Y en dónde queda el papel y la responsabilidad que tiene el Estado para convertirse en ese bastión moral y ético-político sobre el cual se sostengan los procesos de socialización. ¿Qué responsabilidad tienen las élites, las mismas que representa Santos, en el crecimiento de la pobreza y de ese caldo cultivo para la violencia y el malestar social en el que se han convertido los cordones de miseria, tanto en el campo y las ciudades?

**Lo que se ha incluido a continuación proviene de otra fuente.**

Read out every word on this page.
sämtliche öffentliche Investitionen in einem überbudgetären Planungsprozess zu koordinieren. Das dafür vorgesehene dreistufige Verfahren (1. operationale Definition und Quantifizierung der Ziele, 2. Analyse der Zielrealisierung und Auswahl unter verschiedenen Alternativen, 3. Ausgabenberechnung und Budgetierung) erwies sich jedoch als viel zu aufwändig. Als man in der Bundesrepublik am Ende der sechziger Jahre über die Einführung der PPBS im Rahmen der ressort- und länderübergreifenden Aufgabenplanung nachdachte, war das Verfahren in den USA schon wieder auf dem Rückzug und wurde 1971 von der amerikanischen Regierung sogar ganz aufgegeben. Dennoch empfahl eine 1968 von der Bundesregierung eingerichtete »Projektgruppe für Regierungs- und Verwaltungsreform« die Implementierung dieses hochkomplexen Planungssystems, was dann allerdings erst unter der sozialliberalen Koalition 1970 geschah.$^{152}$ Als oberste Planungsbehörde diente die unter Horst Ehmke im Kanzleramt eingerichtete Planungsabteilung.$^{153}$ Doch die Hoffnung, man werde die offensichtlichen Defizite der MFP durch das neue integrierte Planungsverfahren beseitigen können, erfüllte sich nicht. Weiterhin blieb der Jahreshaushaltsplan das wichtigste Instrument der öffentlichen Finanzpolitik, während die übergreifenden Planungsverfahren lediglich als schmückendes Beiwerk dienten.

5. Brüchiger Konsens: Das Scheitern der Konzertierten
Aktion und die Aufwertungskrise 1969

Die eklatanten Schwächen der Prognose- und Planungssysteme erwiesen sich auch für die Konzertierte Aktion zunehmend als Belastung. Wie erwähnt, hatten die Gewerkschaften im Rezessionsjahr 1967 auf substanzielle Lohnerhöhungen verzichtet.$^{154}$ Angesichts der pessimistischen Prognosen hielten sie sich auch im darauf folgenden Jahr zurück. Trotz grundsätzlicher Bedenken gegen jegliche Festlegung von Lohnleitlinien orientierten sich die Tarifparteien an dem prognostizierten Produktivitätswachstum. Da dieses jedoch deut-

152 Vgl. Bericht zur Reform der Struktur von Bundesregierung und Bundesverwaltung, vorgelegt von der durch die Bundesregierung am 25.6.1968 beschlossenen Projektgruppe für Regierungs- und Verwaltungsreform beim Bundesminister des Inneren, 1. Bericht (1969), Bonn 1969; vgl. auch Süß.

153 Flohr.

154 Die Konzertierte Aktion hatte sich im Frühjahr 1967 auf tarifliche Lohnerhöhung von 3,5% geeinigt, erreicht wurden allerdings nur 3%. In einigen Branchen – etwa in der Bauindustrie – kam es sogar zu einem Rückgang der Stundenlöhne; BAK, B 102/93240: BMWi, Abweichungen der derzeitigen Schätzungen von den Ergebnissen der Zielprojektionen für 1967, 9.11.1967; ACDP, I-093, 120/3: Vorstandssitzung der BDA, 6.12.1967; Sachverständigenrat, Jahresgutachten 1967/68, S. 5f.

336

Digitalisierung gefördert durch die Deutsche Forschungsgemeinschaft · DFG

Claro que también le caben responsabilidades a los ciudadanos, a la escuela y a otras instituciones o actores sociales de la sociedad civil y por supuesto, a los propios medios de comunicación y a la industria cultural.

Combatir la delincuencia en las ciudades, con la permanencia de problemas y asuntos estructurales como el narcotráfico, el mismo conflicto armado interno, la pobreza, el desempleo, así como los modelos económico y político, abiertamente excluyentes y violentos; y sin cumplir aún con exigencias claves del Estado moderno, como el monopolio legítimo de la fuerza, no pasará de ser un ejercicio en el que un Gobierno de Santos se exhibe, con el  concurso de los medios masivos, como un abanderado de la seguridad ciudadana, sin revisar e intentar cambiar circunstancias multifactoriales que han permitido construir una sociedad violenta, insolidaria y con bajos o escasos referentes de respeto a la dignidad y a la vida humana.

He aquí algunos subtemas que hacen parte de dicha política ciudadana sobre los cuales se espera un alto y largo ejercicio reflexivo por parte del Congreso de la República, en aras de concebir un estatuto de seguridad que no afronte de manera coyuntural asuntos problemáticos que requieren más que la acción policiva y represiva del Estado.

Son estos: pocas veces se tienen en cuenta las condiciones laborales y salariales de los policías, que a diario deben enfrentar la delincuencia. Que agentes, suboficiales y oficiales se vean involucrados en atracos a bancos, y en general en actividades ilícitas, debería de servir para mirar el asunto salarial, las condiciones de vida y hasta los criterios para el reclutamiento de los futuros policías.

Otro subtema que resulta desde ya preocupante tiene que ver con la posibilidad de que alcaldes y gobernadores reciban donaciones de particulares para garantizar la seguridad en las urbes. Ello podría degenerar en el patrocinio de grupos de seguridad privada que servirán no sólo a quienes donarían el dinero, sino para quienes puedan pagar por el servicio que particulares, con la anuencia del Estado regional o municipal, ofrecerían a futuro.

Nuevamente, estaría el Estado entregando a particulares responsabilidades naturales que no puede delegar.

Hay que celebrar que el gobierno de Santos decidió abolir de la propuesta de estatuto de seguridad ciudadana, el delito de apología al terrorismo, que no era más que una peligrosa ventana que abriría la oportunidad para perseguir a opositores, críticos, libre pensadores y a la propia prensa. En hora buena decidieron borrar semejante artificio jurídico-político. Hay que esperar que las fuerzas políticas de derecha, con asiento en el Congreso, no  revivan ese ‘nuevo’ delito.